To facilitate early deployment of whole-genome sequencing (WGS) for severely ill children, a standardized pipeline for WGS analysis with timely turnaround and primary care pediatric uptake is needed. We developed a bioinformatics pipeline for comprehensive gene-agnostic trio WGS analysis of children suspected of having an undiagnosed monogenic disease that included detection and interpretation of primary genetic mechanisms of disease, including SNVs/indels, CNVs/SVs, uniparental disomy (UPD), imprinted genes, short tandem repeat expansions, mobile element insertions, SMN1/2 copy number calling, and mitochondrial genome variants. We assessed primary care practitioner experience and competence in a large cohort of 521 families (comprising 90% WGS trios). Children were identified by primary practitioners for recruitment, and we used the UK index of multiple deprivation to confirm lack of patient socio-economic status ascertainment bias. Of the 521 children sequenced, 176 (34%) received molecular diagnoses, with rates as high as 45% for neurology clinics. Twenty-three of the diagnosed cases (13%) required bespoke methods beyond routine SNV/CNV analysis. In our multidisciplinary clinician user experience assessment, both pediatricians and clinical geneticists expressed strong support for rapid WGS early in the care pathway, but requested further training in determining patient selection, consenting, and variant interpretation. Rapid trio WGS provides an efficacious single-pass screening test for children when deployed by primary practitioners in clinical settings that carry high a priori risk for rare pediatric disease presentations.

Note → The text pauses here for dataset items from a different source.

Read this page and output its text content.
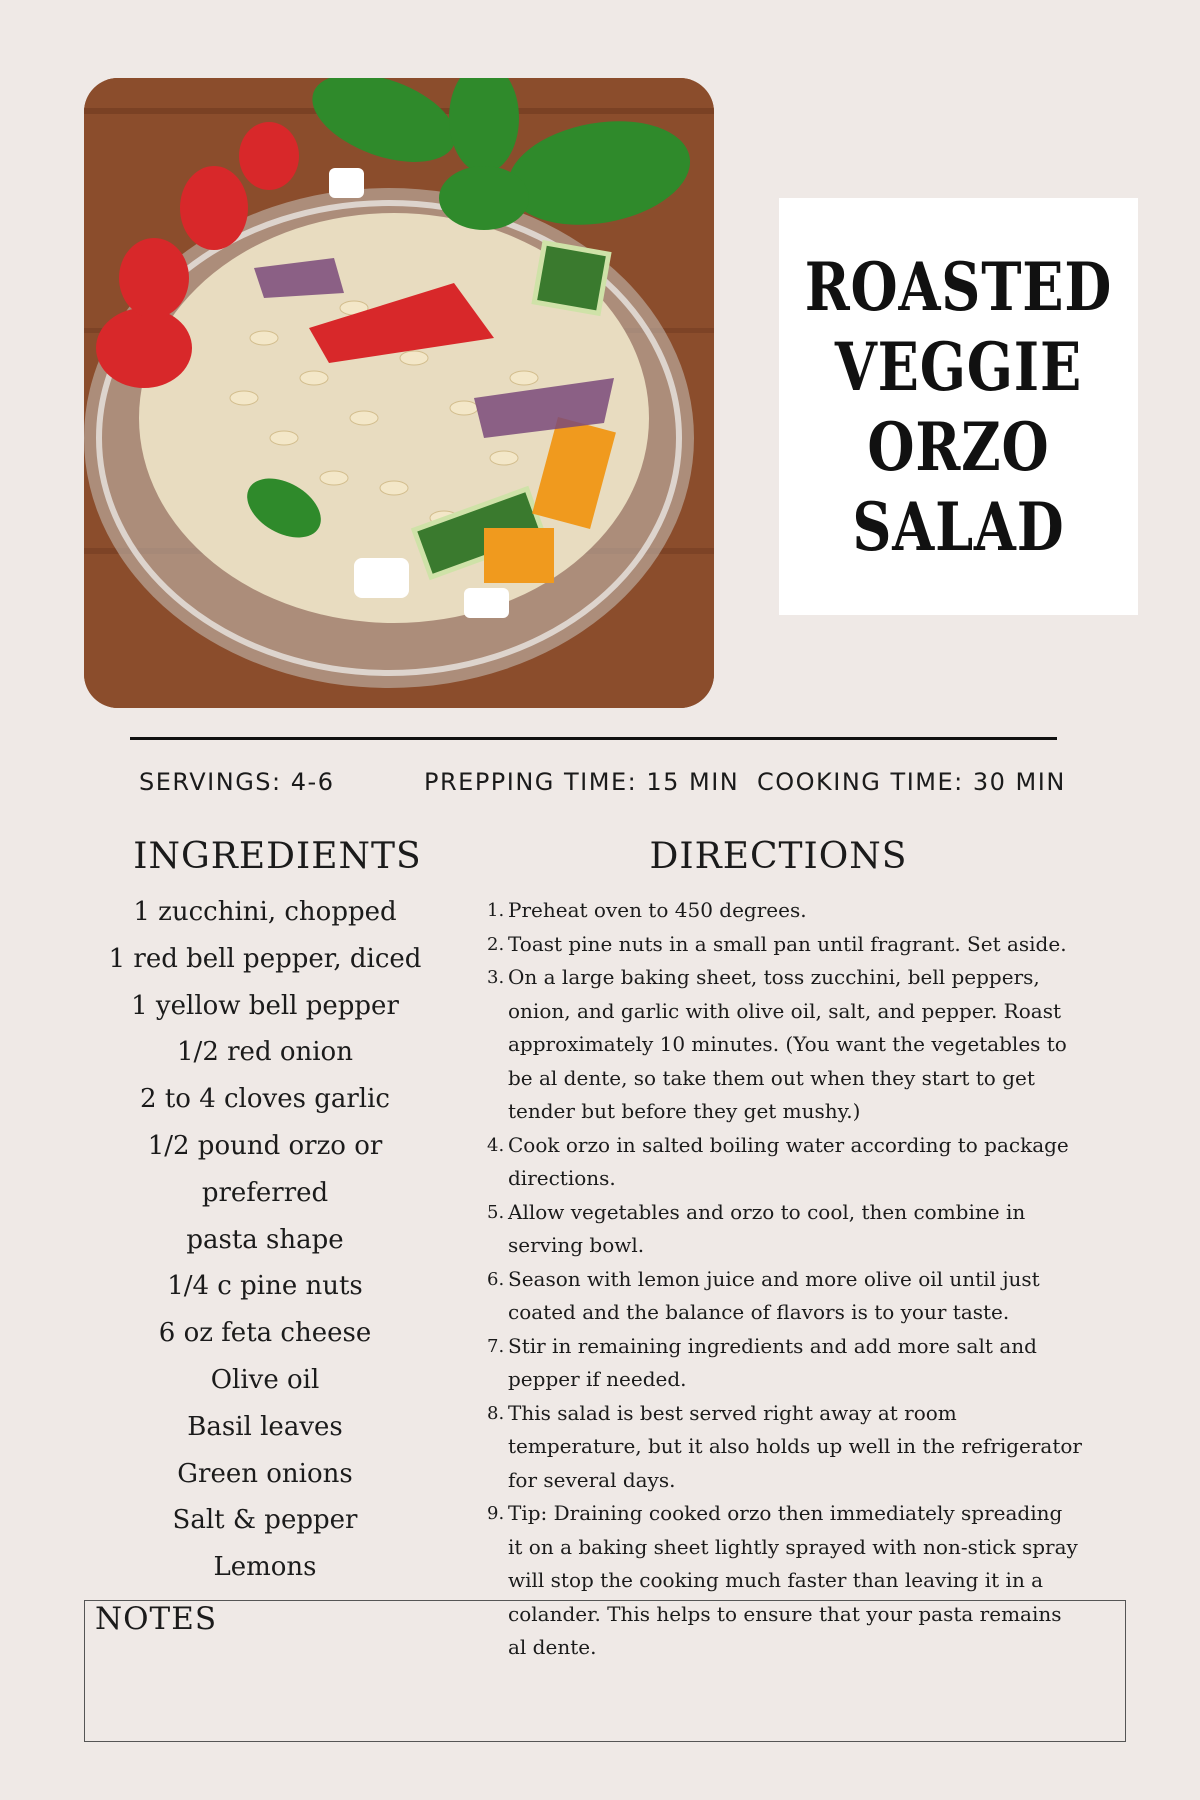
ROASTED
VEGGIE
ORZO
SALAD
SERVINGS: 4-6	PREPPING TIME: 15 MIN COOKING TIME: 30 MIN
INGREDIENTS	DIRECTIONS
1 zucchini, chopped
1 red bell pepper, diced
1 yellow bell pepper
1/2 red onion
2 to 4 cloves garlic
1/2 pound orzo or preferred
pasta shape
1/4 c pine nuts
6 oz feta cheese
Olive oil
Basil leaves
Green onions
Salt & pepper
Lemons
1. Preheat oven to 450 degrees.
2. Toast pine nuts in a small pan until fragrant. Set aside.
3. On a large baking sheet, toss zucchini, bell peppers, onion, and garlic with olive oil, salt, and pepper. Roast approximately 10 minutes. (You want the vegetables to be al dente, so take them out when they start to get tender but before they get mushy.)
4. Cook orzo in salted boiling water according to package directions.
5. Allow vegetables and orzo to cool, then combine in serving bowl.
6. Season with lemon juice and more olive oil until just coated and the balance of flavors is to your taste.
7. Stir in remaining ingredients and add more salt and pepper if needed.
8. This salad is best served right away at room temperature, but it also holds up well in the refrigerator for several days.
9. Tip: Draining cooked orzo then immediately spreading it on a baking sheet lightly sprayed with non-stick spray will stop the cooking much faster than leaving it in a colander. This helps to ensure that your pasta remains al dente.
NOTES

Keywords: genomics; mendelian disorders; paediatrics; rapid diagnostic whole genome; rare disease.

Figure 1

Comprehensive trio WGS bioinformatics pipeline Schema of the bioinformatics pipeline. The color corresponds to the main steps (variant calls and various filtering types). CNV, copy number variant; MEI, mobile elements insertion; MT, mitochondria; SNV, single-nucleotide variant; SV, structural variant; UPD, uniparental disomy.

Figure 2

Inheritance patterns of variants in diagnosed cases Distribution of inheritance patterns of variants in (A) all diagnosed cases and (B) split by genomic ethnicity.

Figure 3

Different mechanisms of disease found in the cohort (A) Proportion of the different inheritance and variant types identified in the cohort. Examples of cases with (B) spinal muscular atrophy from SMN1 deletion and truncation (exon 7 and 8 deletion), (C) Temple syndrome from maternal uniparental heterodisomy 14, and (D) congenital muscular dystrophy in the child due to a large expansion of a trinucleotide repeat expansion in the 3′ UTR of DMPK inherited from the mother. For the latter, ExpansionHunter detected heterozygous anchored repeat lengths of 5/15 in the father, 13/107 in the mother, and 5/92 in the child. ExpansionHunter DeNovo detected 9 times as many paired in-repeat reads in the child compared with the mother, indicating early-onset myotonic dystrophy (DM1) in the child. Triplet PCR in mother and child confirmed expansions in the pathogenic range.

Figure 4

NGC impact survey results: utility and challenges Results of the survey assessing the impact of the NGC project. Thirty-two pediatricians and clinical geneticists were asked to rate (A) advantages of the study as not, somewhat, or very useful and (B) challenges as not, somewhat, or very significant.